World Cup QF: Russia's confidence sky-high for Croatia match
European side hasn't advanced to the semis since 1966
It doesn't matter that few Russian fans ever expected the hosts to reach the World Cup quarterfinals, midfielder Alexander Golovin is already thinking about the final.
The creative breakout star for Russia never doubted the team would perform well — long before it beat Spain on penalties in the round of 16, setting up a matchup with Croatia in Sochi on Saturday.
"We knew that everything was possible," he said Wednesday. "Even before the beginning of the tournament we all understood that we could reach the final, we seriously counted on this and see this as the real state of things for us now."
Croatia also reached the quarterfinals on penalties after overcoming a spirited Denmark team, and is now aiming to match its best-ever World Cup: it made the semifinals in 1998.
Defender Domagoj Vida believes Croatia can take full advantage of being on what's widely considered the easier side of the bracket.
"Now we are in the quarterfinals of the World Cup, which is a big success for us," he said. "But our goals are higher. God willing, we would like to lift the World Cup trophy and that's why we are here."
The winner will play either England or Sweden in the semifinals.
Goalkeeper Danijel Subasic was Croatia's star in the round of 16 with three saves in the shootout. He's predicting Russia will repeat its defensive style from the Spain game, when Spain had possession of the ball 75 percent of the game but couldn't break through Russia's deep and dedicated defense.
"I expect a defensive-minded Russia," Subasic said. "We expect a tough match, as all the others."
Golovin predicts Croatia will offer Russia more opportunities to score because of its style, compared to Spain's endless passing.
"They don't have the aim of controlling the ball during the whole match. Their goal is to reach a result," Golovin said. "And in this sense it's easier to play with such a team, in my opinion."
Zeroes to heroes
Russia is a team transformed in public opinion.
Coach Stanislav Cherchesov was the butt of jokes before the tournament after his team failed to win any of its last seven pre-World Cup friendlies. Now he's being hailed as a tactical genius by Russian fans who have been partying with fake mustaches in tribute to Cherchesov's distinctive facial hair.
After goalkeeper Igor Akinfeev made the decisive save in the penalty shootout against Spain, social media users depicted him as a saint in one widely shared meme.

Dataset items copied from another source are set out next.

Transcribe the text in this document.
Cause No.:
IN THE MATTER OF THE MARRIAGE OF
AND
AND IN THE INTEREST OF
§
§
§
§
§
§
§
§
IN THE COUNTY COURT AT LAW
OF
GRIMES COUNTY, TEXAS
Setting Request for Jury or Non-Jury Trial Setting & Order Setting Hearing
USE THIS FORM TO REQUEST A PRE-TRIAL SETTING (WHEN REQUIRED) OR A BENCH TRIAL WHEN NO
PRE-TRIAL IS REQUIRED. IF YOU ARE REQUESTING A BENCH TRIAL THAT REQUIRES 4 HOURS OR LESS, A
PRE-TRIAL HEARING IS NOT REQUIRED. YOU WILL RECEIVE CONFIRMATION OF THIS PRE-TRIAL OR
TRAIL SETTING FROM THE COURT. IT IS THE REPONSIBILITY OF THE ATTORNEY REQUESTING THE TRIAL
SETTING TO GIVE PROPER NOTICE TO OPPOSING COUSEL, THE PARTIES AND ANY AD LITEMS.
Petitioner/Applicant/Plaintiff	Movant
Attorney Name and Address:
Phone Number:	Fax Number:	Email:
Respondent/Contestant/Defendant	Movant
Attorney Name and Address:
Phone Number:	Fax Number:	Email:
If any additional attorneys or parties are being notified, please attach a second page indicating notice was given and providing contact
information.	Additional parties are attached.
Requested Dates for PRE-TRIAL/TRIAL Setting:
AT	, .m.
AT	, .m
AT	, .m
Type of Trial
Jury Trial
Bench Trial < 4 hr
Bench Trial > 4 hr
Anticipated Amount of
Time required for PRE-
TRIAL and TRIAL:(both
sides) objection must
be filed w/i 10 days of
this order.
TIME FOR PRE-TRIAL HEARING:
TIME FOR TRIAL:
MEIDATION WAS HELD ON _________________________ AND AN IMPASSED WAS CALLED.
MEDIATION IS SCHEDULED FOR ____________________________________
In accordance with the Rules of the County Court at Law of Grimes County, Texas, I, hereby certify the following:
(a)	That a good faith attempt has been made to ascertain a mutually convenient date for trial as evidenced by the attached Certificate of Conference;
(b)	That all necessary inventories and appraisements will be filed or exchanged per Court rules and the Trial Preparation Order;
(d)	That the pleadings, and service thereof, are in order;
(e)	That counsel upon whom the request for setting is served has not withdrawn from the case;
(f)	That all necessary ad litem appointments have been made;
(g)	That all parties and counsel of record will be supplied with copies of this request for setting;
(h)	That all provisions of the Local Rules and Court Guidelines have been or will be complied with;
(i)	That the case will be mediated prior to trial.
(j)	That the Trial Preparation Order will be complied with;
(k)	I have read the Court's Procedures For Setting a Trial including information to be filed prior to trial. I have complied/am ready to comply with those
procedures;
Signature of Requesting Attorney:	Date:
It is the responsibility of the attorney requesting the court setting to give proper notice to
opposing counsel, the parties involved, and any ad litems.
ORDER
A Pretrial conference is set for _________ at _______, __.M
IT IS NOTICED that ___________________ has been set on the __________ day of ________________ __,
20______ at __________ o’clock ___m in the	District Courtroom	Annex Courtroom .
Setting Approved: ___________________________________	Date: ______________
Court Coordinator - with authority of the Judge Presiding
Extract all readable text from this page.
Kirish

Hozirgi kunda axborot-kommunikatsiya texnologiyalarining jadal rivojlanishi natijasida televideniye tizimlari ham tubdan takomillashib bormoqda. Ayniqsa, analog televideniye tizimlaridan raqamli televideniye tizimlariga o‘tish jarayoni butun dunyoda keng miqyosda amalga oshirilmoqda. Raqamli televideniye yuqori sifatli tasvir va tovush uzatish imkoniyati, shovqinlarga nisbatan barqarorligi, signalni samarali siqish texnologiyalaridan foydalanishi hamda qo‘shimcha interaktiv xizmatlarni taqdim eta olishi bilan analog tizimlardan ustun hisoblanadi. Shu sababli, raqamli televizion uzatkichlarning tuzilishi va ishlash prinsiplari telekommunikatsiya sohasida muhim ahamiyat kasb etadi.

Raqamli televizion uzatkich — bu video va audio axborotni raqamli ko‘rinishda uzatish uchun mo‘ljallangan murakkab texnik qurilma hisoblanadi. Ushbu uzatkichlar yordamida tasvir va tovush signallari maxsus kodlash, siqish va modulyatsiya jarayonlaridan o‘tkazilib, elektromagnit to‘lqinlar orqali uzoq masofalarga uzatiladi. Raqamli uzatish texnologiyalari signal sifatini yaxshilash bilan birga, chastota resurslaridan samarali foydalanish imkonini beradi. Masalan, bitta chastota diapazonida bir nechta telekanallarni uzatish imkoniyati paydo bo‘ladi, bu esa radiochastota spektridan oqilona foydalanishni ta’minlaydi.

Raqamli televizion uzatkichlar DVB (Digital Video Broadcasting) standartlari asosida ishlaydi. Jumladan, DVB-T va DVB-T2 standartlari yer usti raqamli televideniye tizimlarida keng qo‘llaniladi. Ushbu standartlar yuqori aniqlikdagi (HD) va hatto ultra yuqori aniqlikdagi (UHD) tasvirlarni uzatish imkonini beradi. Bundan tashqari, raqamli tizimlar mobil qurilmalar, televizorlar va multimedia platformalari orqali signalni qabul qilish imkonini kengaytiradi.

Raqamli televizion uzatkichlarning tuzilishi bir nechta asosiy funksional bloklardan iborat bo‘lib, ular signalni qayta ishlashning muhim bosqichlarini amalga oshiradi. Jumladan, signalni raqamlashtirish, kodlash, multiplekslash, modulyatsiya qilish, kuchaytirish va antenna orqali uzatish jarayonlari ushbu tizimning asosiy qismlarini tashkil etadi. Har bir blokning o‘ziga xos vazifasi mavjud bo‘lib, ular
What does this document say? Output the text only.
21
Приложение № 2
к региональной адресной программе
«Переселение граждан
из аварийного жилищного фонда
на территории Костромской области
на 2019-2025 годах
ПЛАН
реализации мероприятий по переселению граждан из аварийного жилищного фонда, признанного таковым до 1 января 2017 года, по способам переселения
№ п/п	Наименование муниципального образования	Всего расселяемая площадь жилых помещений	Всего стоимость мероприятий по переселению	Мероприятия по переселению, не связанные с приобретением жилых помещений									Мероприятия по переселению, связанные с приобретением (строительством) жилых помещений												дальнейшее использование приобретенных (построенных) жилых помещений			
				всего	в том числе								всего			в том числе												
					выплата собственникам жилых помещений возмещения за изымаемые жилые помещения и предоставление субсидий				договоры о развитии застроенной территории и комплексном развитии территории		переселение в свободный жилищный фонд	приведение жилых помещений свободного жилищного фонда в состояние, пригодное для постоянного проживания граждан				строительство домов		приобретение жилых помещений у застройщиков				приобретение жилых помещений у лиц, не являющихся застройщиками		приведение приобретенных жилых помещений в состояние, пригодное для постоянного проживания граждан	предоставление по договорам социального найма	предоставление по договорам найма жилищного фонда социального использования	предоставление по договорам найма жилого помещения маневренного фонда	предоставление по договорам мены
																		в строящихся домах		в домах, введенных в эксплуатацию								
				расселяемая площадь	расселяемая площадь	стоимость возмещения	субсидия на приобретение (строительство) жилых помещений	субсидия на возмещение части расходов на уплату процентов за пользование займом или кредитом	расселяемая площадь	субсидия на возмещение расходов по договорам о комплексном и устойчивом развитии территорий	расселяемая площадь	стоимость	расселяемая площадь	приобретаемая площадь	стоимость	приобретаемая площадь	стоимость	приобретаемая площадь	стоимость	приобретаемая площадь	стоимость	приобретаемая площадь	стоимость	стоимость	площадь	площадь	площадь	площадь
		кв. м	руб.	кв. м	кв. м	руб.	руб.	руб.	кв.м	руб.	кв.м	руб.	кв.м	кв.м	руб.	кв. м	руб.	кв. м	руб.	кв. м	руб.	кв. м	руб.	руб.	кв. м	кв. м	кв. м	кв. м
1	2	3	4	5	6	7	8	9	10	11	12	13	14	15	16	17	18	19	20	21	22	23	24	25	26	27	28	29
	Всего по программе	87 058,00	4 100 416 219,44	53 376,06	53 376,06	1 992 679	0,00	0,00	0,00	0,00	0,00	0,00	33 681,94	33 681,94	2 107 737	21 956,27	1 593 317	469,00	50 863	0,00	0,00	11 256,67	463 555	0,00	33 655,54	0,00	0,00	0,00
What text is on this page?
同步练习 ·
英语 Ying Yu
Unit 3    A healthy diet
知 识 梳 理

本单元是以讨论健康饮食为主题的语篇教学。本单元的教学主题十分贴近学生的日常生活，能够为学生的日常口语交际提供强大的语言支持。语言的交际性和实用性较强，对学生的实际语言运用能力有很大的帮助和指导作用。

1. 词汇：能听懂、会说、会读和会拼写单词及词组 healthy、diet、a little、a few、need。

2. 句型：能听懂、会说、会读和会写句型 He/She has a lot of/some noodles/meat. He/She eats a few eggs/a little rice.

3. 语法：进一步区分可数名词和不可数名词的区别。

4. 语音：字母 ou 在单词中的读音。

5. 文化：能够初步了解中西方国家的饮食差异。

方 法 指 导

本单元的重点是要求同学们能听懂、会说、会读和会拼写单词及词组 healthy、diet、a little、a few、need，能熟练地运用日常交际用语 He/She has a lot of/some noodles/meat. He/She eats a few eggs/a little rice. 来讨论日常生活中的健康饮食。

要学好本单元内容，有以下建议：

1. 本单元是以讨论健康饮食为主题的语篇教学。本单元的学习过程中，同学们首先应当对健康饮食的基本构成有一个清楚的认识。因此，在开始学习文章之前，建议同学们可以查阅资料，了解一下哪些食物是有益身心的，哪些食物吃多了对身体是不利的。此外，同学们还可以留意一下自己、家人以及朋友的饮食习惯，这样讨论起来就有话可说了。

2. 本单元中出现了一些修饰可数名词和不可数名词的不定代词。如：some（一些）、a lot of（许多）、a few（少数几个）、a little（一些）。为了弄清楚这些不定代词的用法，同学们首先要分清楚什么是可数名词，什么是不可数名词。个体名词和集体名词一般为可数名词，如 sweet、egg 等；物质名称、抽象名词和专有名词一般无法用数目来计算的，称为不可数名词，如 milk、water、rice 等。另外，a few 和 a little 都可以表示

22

Opposition political leader Alexei Navalny called for Akinfeev to be given Russia's highest honor, the Hero of Russia medal.
"The country believed in us," midfielder Yuri Gazinsky said. "A lot of people during the match against the Spanish had doubts but we managed to prove that they can believe in us."
Watching in Siberia
The hardscrabble Siberian coal-mining town of Kaltan will watch Russia's quarterfinal with particular interest even though it won't kick off until 1 a.m. local time.
That's because Kaltan is Golovin's hometown and locals are proud.
To Kaltan football coach Alexander Golubev, Golovin has put the town on the map.
"If you say to anyone that you are from Kaltan, nobody believes it first, and then, `Really? From such a small town?"' he said. "Yes, this proves an extra time that if you are willing, (anyone) from any town in Russia, from small towns like Kaltan, can achieve these kinds of sports results."
Subasic is never truly alone on the field.
For the last decade, he has worn a picture of his former teammate Hrvoje Custic under his uniform during games, and Custic's image was there too for the shootout win over Denmark.
Custic died in 2008 after running into a concrete wall near the side of the field during a Croatian league game. His memory remains an emotional one for Subasic.
"That's what happens," Subasic said tearfully on Tuesday. "What happened to him you know the story. I don't think from my side there is need for extra explanation on that question."
Russia switched to a five-man defensive line to beat Spain after using a four-man defense in the group stage. The team's offering no hints of which option it will deploy against Croatia.
An injury to left-back Yuri Zhirkov could make the five-man option less likely, since it would mean deploying either Vladimir Granat, whose passing was poor against Spain, or Andrei Semyonov, who hasn't played for Russia in over a year.
Croatia will likely be looking to Uruguay's 3-0 win over Russia in the group stage for clues about how to beat the hosts.